ACOs hone in on diseases

Some accountable care organizations (ACO) are taking chronic condition management a step further by focusing on particular costly diseases.

For example, Florida Blue (formerly Blue Cross and Blue Shield of Florida) and the Moffitt Cancer Center in Tampa, Fla., last month launched an ACO dedicated to cancer patients, American Medical News reported. And the Accountable Kidney Care Collaborative under DaVita, which acquired the group practice HealthCare Partners, will focus on kidney disease.
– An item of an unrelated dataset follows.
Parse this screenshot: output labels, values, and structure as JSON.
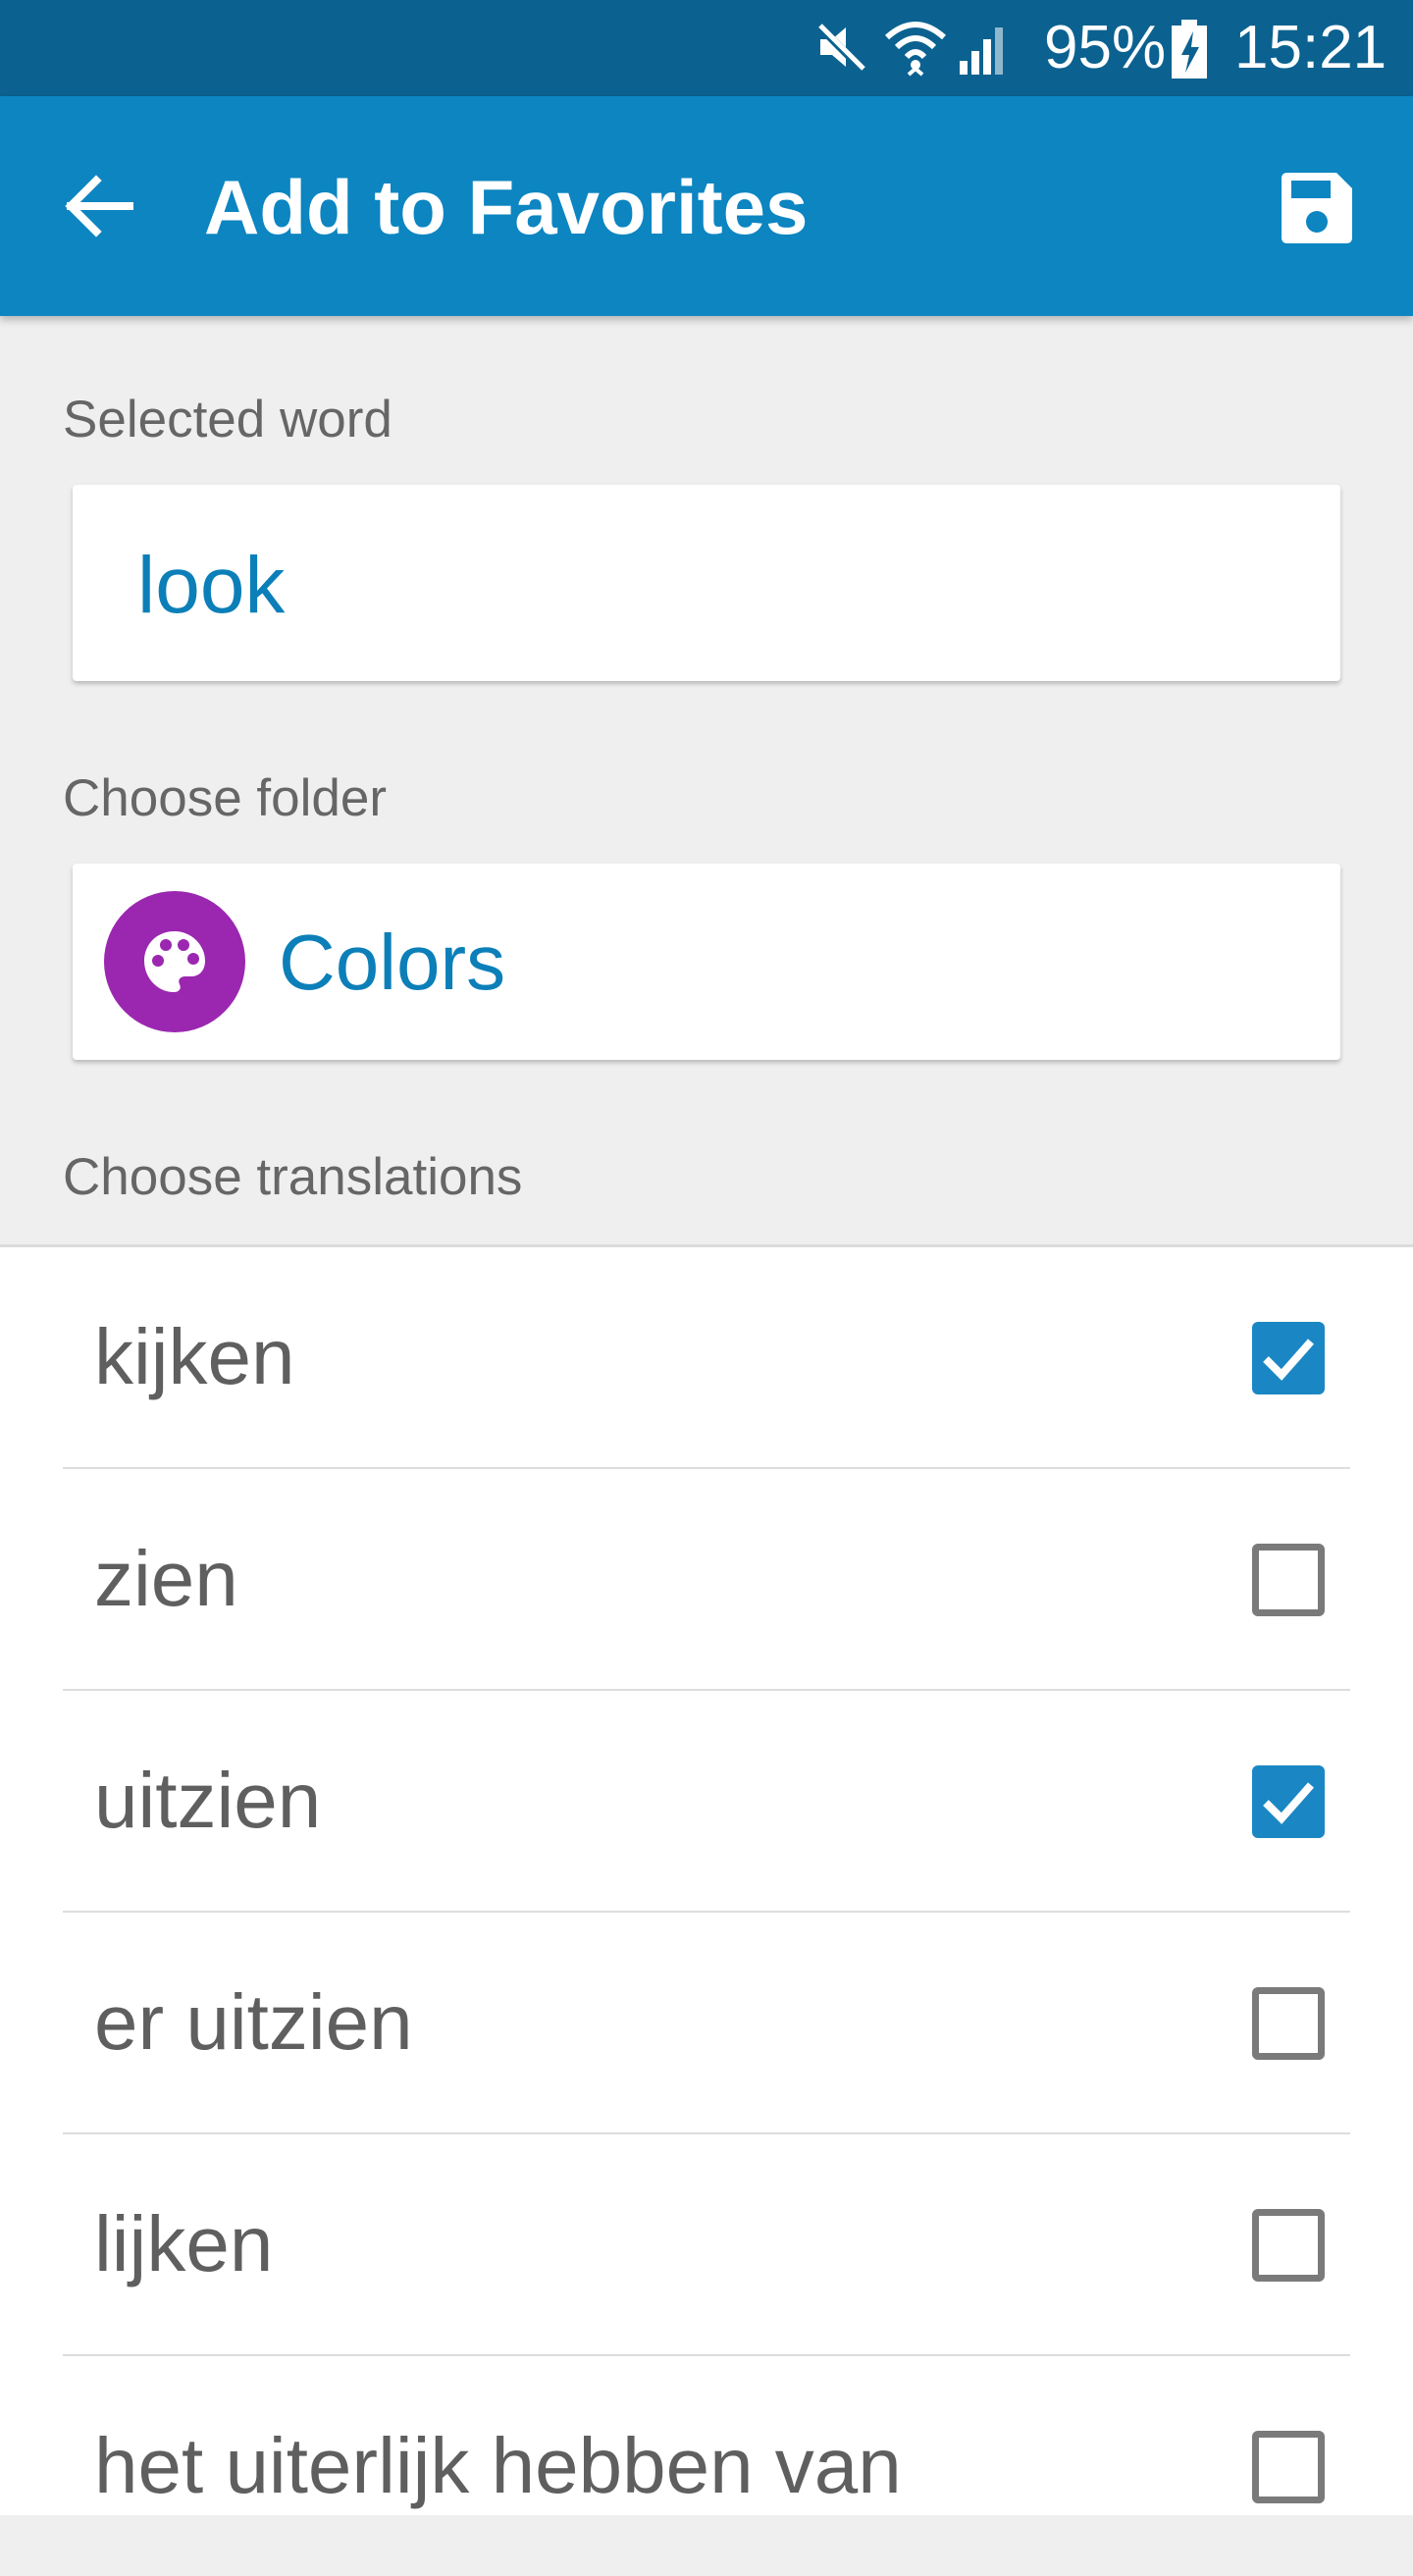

"I would expect an increasing number of disease-specific accountable care ventures to develop over time," John Redding, manager at Indianapolis-based Blue Consulting Services, told amednews.

Although ACOs have already targeted chronic conditions under health reform, disease-specific ACOs can focus on cancer and end-stage renal disease--some of the most expensive populations who might get lost in a "traditional" ACO.

For instance, Medicare spent $32.9 billion on treatment for end-stage renal disease patients in 2010. But reducing hospitalizations, standardizing protocols and improving patient engagement could help control the costs and care of those patients.

For now, only a small number of entities are testing disease-specific ACOs, amednews noted.

According to a November report by Salt Lake City-based healthcare intelligence firm Leavitt Partners and Orem, Utah-based KLAS Research, 65 percent of the ACOs are "mainstream," with Medicare Shared Savings or commercial payer arrangements. A fifth are "toe-dippers," which are just getting started and unsure of a long-term strategy. And 15 percent are forerunners that were functioning before ACOs even were defined.

Earlier this month, the U.S. Department of Health & Human Services announced more than a hundred Medicare ACOs. HHS said the organizations could save up to $940 million over four years if they meet quality measures.